Over the years Deb formed strong, productive relationships with political leaders, including with former Tasmanian Premier Paul Lennon and Prime Minister Kevin Rudd, and in 2006 Mr Lennon delivered an apology in the Tasmanian parliament to the stolen generations and established a redress scheme. Deb was very involved in the discussions with the Premier about the wording of the apology and details of the redress scheme. She also participated in discussions with the Commonwealth around the wording of the National Apology delivered by Prime Minister Kevin Rudd in 2008, and earlier this year when Deb was dying, when she was actually in palliative care, I spoke to Kevin and he sent her a personal video to thank her for all her hard work.

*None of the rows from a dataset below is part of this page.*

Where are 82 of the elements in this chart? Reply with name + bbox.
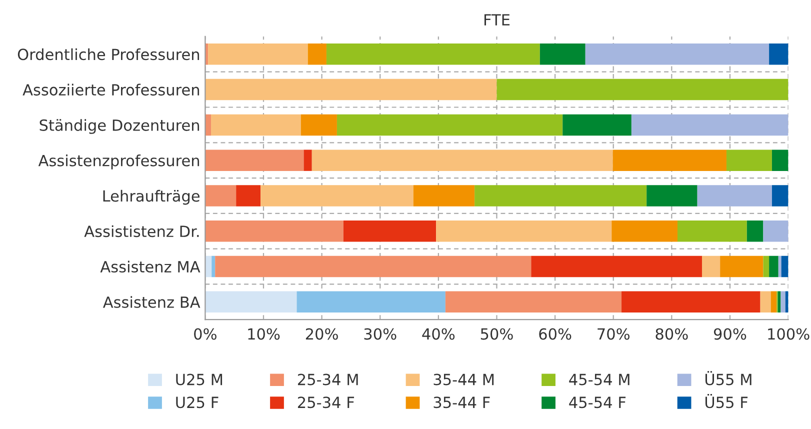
y-tick-label: Ordentliche Professuren [18, 48, 200, 60]
bar [436, 220, 612, 242]
x-tick-label: 40% [422, 328, 455, 340]
bar [205, 114, 212, 136]
legend-label: 45-54 F [569, 396, 626, 408]
x-tick-label: 10% [248, 328, 280, 340]
bar [760, 291, 771, 313]
y-tick-label: Assististenz Dr. [84, 225, 199, 238]
y-tick-label: Assistenz MA [100, 260, 200, 273]
bar [646, 185, 698, 206]
bar [260, 185, 414, 206]
bar [746, 220, 764, 242]
legend-label: U25 F [176, 396, 218, 408]
bar [772, 185, 788, 206]
bar [205, 185, 236, 206]
x-tick-label: 20% [306, 328, 338, 340]
bar [215, 256, 532, 278]
bar [474, 185, 647, 206]
x-tick-label: 50% [480, 328, 513, 340]
bar [205, 220, 344, 242]
bar [205, 150, 304, 171]
bar [702, 256, 720, 278]
bar [336, 114, 563, 136]
legend-label: 45-54 M [569, 374, 630, 386]
bar [413, 185, 475, 206]
bar [769, 256, 778, 278]
legend-label: 35-44 M [434, 374, 494, 386]
legend-label: U25 M [176, 374, 222, 386]
bar [312, 150, 613, 171]
bar [205, 78, 497, 100]
bar [205, 291, 297, 313]
bar [763, 220, 788, 242]
bar [208, 44, 308, 65]
bar [622, 291, 760, 313]
bar [496, 78, 788, 100]
bar [631, 114, 788, 136]
y-tick-label: Ständige Dozenturen [40, 119, 200, 134]
legend-label: Ü55 F [705, 394, 748, 408]
bar [585, 44, 770, 65]
bar [772, 150, 788, 171]
bar [205, 256, 212, 278]
bar [300, 114, 337, 136]
legend-label: 25-34 F [298, 396, 354, 408]
bar [778, 256, 782, 278]
bar [720, 256, 764, 278]
legend-label: 25-34 M [298, 374, 358, 386]
bar [211, 114, 301, 136]
y-tick-label: Assistenzprofessuren [38, 154, 200, 170]
bar [770, 291, 777, 313]
bar [781, 256, 788, 278]
chart-title: FTE [484, 14, 510, 26]
bar [296, 291, 446, 313]
bar [531, 256, 702, 278]
bar [763, 256, 770, 278]
bar [697, 185, 772, 206]
x-tick-label: 30% [364, 328, 396, 340]
x-tick-label: 80% [656, 328, 688, 340]
bar [236, 185, 261, 206]
bar [780, 291, 786, 313]
x-tick-label: 100% [768, 328, 810, 340]
legend-label: Ü55 M [705, 371, 752, 386]
bar [212, 256, 216, 278]
x-tick-label: 90% [714, 328, 746, 340]
x-tick-label: 70% [598, 328, 630, 340]
x-tick-label: 60% [539, 328, 572, 340]
x-tick-label: 0% [194, 328, 216, 340]
bar [326, 44, 540, 65]
y-tick-label: Lehraufträge [103, 190, 200, 205]
bar [540, 44, 586, 65]
bar [304, 150, 312, 171]
bar [343, 220, 436, 242]
bar [726, 150, 772, 171]
legend-label: 35-44 F [434, 396, 490, 408]
y-tick-label: Assistenz BA [102, 296, 200, 308]
bar [678, 220, 747, 242]
y-tick-label: Assoziierte Professuren [22, 84, 200, 96]
bar [445, 291, 622, 313]
bar [562, 114, 632, 136]
bar [769, 44, 788, 65]
bar [612, 150, 726, 171]
bar [612, 220, 678, 242]
bar [308, 44, 326, 65]
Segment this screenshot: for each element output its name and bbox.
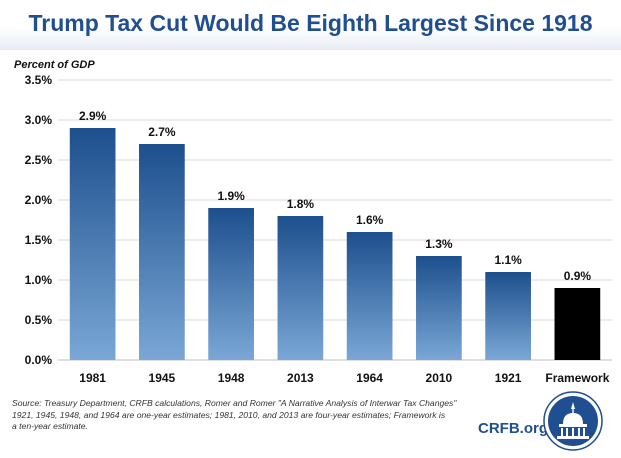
x-tick-label: 1964 (356, 371, 383, 385)
data-label: 1.3% (425, 237, 453, 251)
bar (277, 216, 324, 360)
x-tick-label: 2013 (287, 371, 314, 385)
data-label: 0.9% (564, 269, 592, 283)
source-note: Source: Treasury Department, CRFB calcul… (12, 398, 482, 433)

I've got pages of what Deb did. I've adlibbed and I've missed the plot. I've lost a lot of time with that, so I might continue this in the adjournment next week. But I do just want to say that Deb made an incredible contribution to the task of reconciliation, and I know that she would have been ecstatic to see the election of a federal Labor government that's committed to implementing the Uluru Statement from the Heart. We still have a long way to go. Deb, I haven't finished with you yet. I miss you. I'll come back and finish another time.